December, so much to do before Christmas in such little time. Keeping the fridge loaded and buying gifts seems to take up all of your spare time and leaves your list of to-dos growing ever-longer. This stress and cramming is tiring and a break is absolutely necessary and certainly deserved. While your initial idea of a break is likely an afternoon in front of the TV asleep when in reality, a winter walk might just be the perfect way to re-energise.

Grab yourself a windproof umbrella, Head out your front door and marvel at the stunning Lake District on these frosty mornings with these scenic walking routes.

Haweswater

Originally a lake, this valley has been transformed into a reservoir since the dam was implemented back in 1935. This spot is off the beaten track, so you’ll be guaranteed peace and quiet tucked away in the valley of Mardale — you can access Haweswater from a single track road from the village of Bampton near Shap. There’re ruins of what was once a village beneath the water and in drought season they become visible — but in winter, they’re likely to be encased below the icy depths. If you’re keen to walk around the reservoir then you’ll cover around 10 miles. A good starting point is Mardale Head. Old Roman roads are nestled throughout the area, making it a notably historic spot. The car park towards the south of Mardale Head will fill up quickly, so arriving early is advisable! This is a relatively easy route with a few challenges, but if you do fancy pushing your limits then head towards High Raise and take on the summit.

The Old Man of Coniston

Quite an intensive climb which will certainly test your stamina, however the immense panoramic views from the top of this 2,634 ft mountain are more than worth it. Start your walk at either the Scout Scar car park or the school in Coniston, and you’ll begin on relatively easy terrain, but this does become more challenging as you get further up. You’ll have an unrivalled birds eye view of the surrounding area, looking down onto the sleepy village of Coniston. On a perfectly clear day, you’ll also see glimpses in the distant of the Irish Sea and Morcombe Bay. It’s a breath-taking route and depending on the route you take you could be walking for up to six miles, so after you’ve tackled the decent, be sure to stop off for a pint of the local ale or a much-deserved coffee. For dog friendly places, there are a variety of hotels in Coniston Village which will be happy to welcome your furry friends.  

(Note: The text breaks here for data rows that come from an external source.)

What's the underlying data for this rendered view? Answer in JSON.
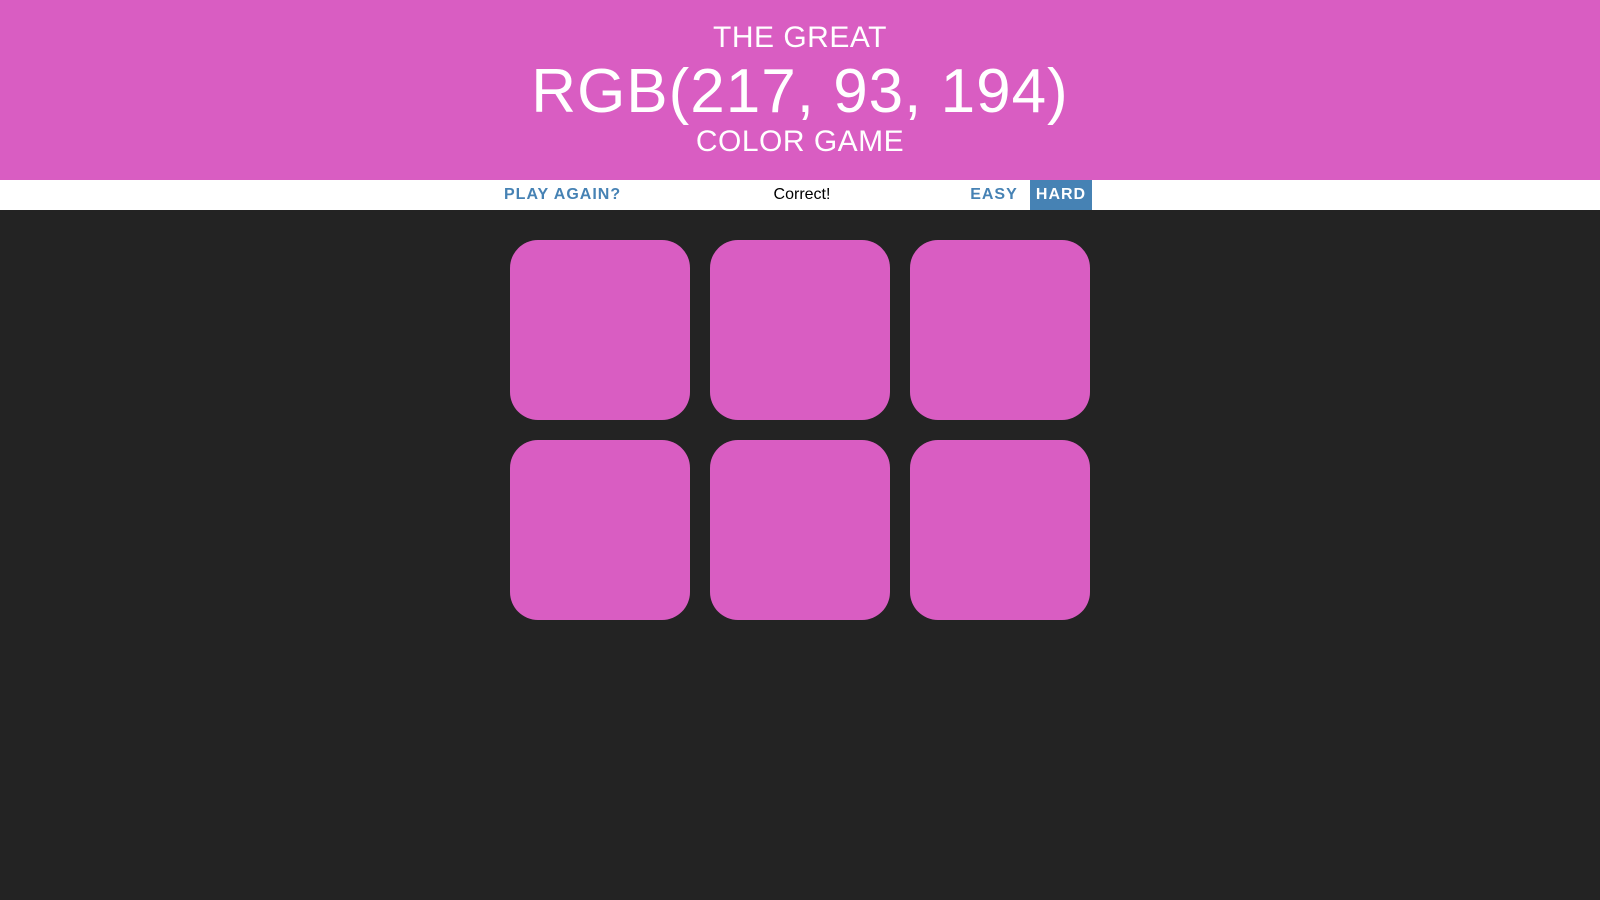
{
  "header": {
    "line1": "THE GREAT",
    "color_display": "RGB(217, 93, 194)",
    "line3": "COLOR GAME",
    "background_color": "#d95dc2"
  },
  "controls": {
    "play_again_label": "PLAY AGAIN?",
    "message": "Correct!",
    "easy_label": "EASY",
    "hard_label": "HARD",
    "selected_mode": "HARD",
    "accent_color": "#4682b4"
  },
  "board": {
    "background_color": "#232323",
    "squares": [
      {
        "color": "#d95dc2"
      },
      {
        "color": "#d95dc2"
      },
      {
        "color": "#d95dc2"
      },
      {
        "color": "#d95dc2"
      },
      {
        "color": "#d95dc2"
      },
      {
        "color": "#d95dc2"
      }
    ]
  }
}
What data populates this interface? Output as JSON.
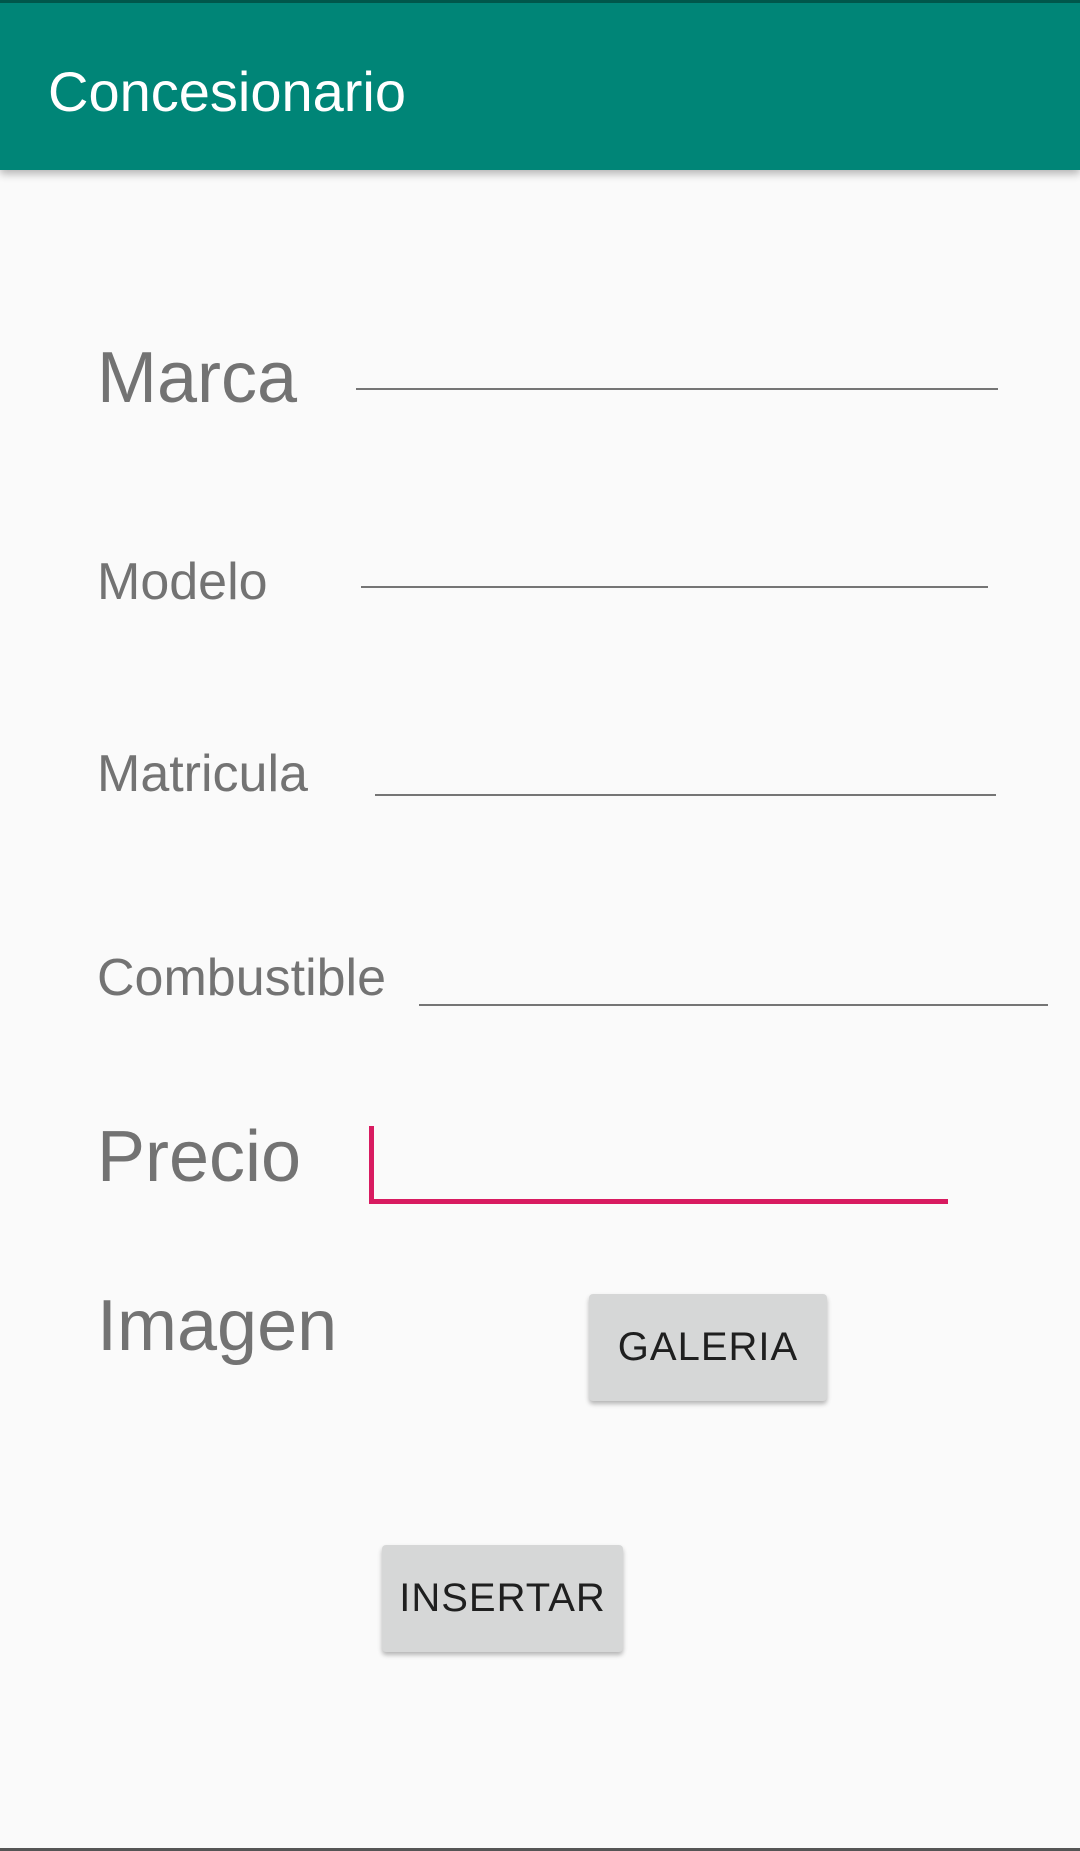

Dodd Wood and Fell/Skiddaw

While it may not be one of the tallest summits in this part of the world, it still offers a lengthy hike to any who chose to tackle the 3-4 hour journey. If you’re looking for a walk that child-friendly, Dodd Fell is a great option (it’s also suitable for multi-terrain prams!). If you choose to tackle the climb on Christmas Eve then you won’t have to worry about any restless little ones when it comes to putting the presents under the tree — they’ll use up all their energy for the walk! There’s also baby changing facilities in the toilets, with onsite light refreshments too. Dodd is extremely accessible, near Keswick and the close-by M6. Once you reach the top, you’ll be able to look out over Bassenthwaite Lake, with the Helvellyn range, the Derwent fells and Whinlatter Forest all visible depending on your spot.

Loughrigg Tarn

With Windermere just to the south, Loughrigg Tarn is a beautiful trek. Begin your walk bright and early in the picturesque town of Ambleside, the 3.4 mile journey is brisk and refreshing, and it’s achievable in around two hours. Whether you’re walking with a loved one, the whole family or even if it’s just you and your four-legged companion, this is a delightful wintery walk and the trail is varied. From fells to descents and a skim around the tarn, you’ll come across a bit of everything. Stop off at Skelwith Bridge when you’re finished, taking in the unique natural scenery, admiring the jutting fells that decorate the landscape, laced with snow.

Thirlmere

There are some easier walks on this list, this is not one of them. Thirlmere to Blea Tarn is a real test of stamina and persistence as the challenge increases as you continue. Following the Harrop Tarn route will give you some light relief, but if you want to justify eating those extra few slices of turkey on Christmas Day then push yourself and venture towards Blea Tarn! The views are almost otherworldly, and on a calm, frosty December morning it’s an unmissable sight. Nestled just beyond Keswick, enjoy your walk and then head into the town centre for a warming hot chocolate afterwards.

There’s no better way to feel refreshed than by getting active, and the Lake District offers up a whole host of stunning spots for doing exactly this. Why not even make it a new Christmas tradition, and work your way through all of these routes each year?

What better way is there to relax and refresh than fresh air and being active? Great as a one off or as a new Christmas tradition, a winter walk will be sure to take your mind off that pile of presents you are yet to wrap and get you excited for Christmas again.